JUST like we’ve never been away.

Anfield on a European night produced goals, drama and everything in between as Liverpool once again wore a plethora of outfits for their decorative Champions League homecoming, many of which they now hide away to serve only as a reminder of how youthfully immature they once were.

This Liverpool team is not flawless, despite its apparent Premier League perception. Their forays into Europe so far have shown they still have a tendency for chaos.

For the most part this was completely self-inflicted, such was their casual nature at three goals up to Red Bull Salzburg that not even the foresight of the Anfield scoreboard could refocus their minds.

It would be easy to lay this solely at the door of our European love affair and claim it to be the wild chemistry we have with the competition that sets off some form of inertia, so illogical that we look at times like a completely different team to our weekly grind.

Yet when it comes to Europe, this is a team strangely at home with making life unequivocally difficult for itself in a way many thought no longer possible.

Readers of this column going back two seasons will know I love and often quote The Wire in these pages. One soundbite I have often referenced is Omar Little’s character, who in early seasons delivers the masterful line of: “You come at the King, you best not miss.”

Such a quote was perhaps never as relevant as last night, when Salzburg found themselves in dreamworld by clawing back a 3-0 deficit after 30 minutes of being absolutely outplayed.

LIVERPOOL, ENGLAND - Wednesday, October 2, 2019: Liverpool's Joe Gomez (L) and FC Salzburg's Hee-Chan Hwang during the UEFA Champions League Group E match between Liverpool FC and FC Salzburg at Anfield. (Pic by David Rawcliffe/Propaganda)

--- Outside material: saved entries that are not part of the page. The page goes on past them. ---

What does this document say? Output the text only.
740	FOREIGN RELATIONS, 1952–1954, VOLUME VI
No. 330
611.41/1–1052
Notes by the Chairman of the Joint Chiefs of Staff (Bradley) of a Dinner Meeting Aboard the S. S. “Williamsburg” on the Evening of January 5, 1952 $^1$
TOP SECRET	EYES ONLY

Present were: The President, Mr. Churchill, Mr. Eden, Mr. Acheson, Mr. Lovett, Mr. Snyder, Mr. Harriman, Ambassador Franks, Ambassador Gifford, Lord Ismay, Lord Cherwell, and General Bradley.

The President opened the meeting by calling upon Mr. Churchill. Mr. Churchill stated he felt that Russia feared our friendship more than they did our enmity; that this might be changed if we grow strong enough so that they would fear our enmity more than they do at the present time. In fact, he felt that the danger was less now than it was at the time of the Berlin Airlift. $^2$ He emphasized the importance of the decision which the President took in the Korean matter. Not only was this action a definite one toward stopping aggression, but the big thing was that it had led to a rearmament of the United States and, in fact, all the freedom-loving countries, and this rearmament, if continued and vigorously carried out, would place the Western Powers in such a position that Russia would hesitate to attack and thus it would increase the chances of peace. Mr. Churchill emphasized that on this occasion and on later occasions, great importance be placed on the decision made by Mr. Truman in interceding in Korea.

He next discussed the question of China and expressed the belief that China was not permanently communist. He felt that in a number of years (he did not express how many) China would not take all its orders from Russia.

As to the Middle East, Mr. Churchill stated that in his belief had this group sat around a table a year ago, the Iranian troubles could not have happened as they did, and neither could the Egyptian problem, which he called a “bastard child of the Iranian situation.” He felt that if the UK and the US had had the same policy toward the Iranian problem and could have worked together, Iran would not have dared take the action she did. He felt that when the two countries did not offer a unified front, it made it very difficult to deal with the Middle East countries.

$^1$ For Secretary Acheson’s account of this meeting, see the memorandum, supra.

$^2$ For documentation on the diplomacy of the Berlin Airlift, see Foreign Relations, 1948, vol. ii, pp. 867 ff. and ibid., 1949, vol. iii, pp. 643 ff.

They were, by and large, handed an opportunity by Liverpool’s autopilot nature, but they refused to lie down for the champions in a manner that The Reds wanted while they seemingly had an in-game power nap.

Salzburg could only realistically prepare for this game with two things in mind; they were playing against the best and against those wearing the crown.

The minute those opposition players realised that their opposing numbers were actual human beings capable of human error, they saw an opportunity to play kingslayer in the manner they had dreamt since the draw was made.

If we know one thing about this Liverpool side, it is that they measure themselves on a daily basis on what Manchester City do. This in no way makes them inferior, because City do the same tenfold, from Pep Guardiola to the entire supporter base.

But if there is a lesson Jürgen Klopp and his team can currently learn from their Mancunian rivals, it is how to carry the tag of champion.

Despite what many on Merseyside think of City, nobody doubts their ability as a team or their superior mentality – similar to that of this Liverpool team – which is why both sides drive each other in the manner they do, they get better as a result of each other.

Liverpool are for the first time in a long time carrying such a weight, and a nod to how City dealt with their own relentless pursuit of the Premier League crown last season may just sharpen the European instincts a notch when it comes to being ruthless at key moments.

Conversely, Liverpool have looked more measured and focused than ever during their opening seven league wins. They know that they need to be given how remarkable this Man City side have been at keeping them from their domestic Shangri-la.

LIVERPOOL, ENGLAND - Sunday, October 7, 2018: Liverpool's manager Jürgen Klopp and Manchester City's manager Pep Guardiola after the FA Premier League match between Liverpool FC and Manchester City FC at Anfield. (Pic by David Rawcliffe/Propaganda)

These Reds have retained all of the hunger Europe’s chasing pack now have when facing them. As a result, the six-times winners know they now have to wear two slightly different outfits when it comes to being at home and abroad.

Klopp and his men go into Saturday’s game with Leicester City displaying the battle scars from a night of Champions League pandemonium at Anfield. Brendan Rodgers will no doubt relish unleashing his creative attackers to test any further mental fatigue.

Meanwhile, Manchester City will face Wolves on Sunday in a familiar role of champions again, despite now chasing the leader of a pack which they have dominated for the best part of three years.

Liverpool will revert back from hunted to hunter at the weekend, and they have no better role model in how to handle such expectations than those carrying the crown their supporters so longingly desire above all others.

Despite their protestations, the same can be said about how City view the current European Cup winners.

Time will tell which champion blinks first.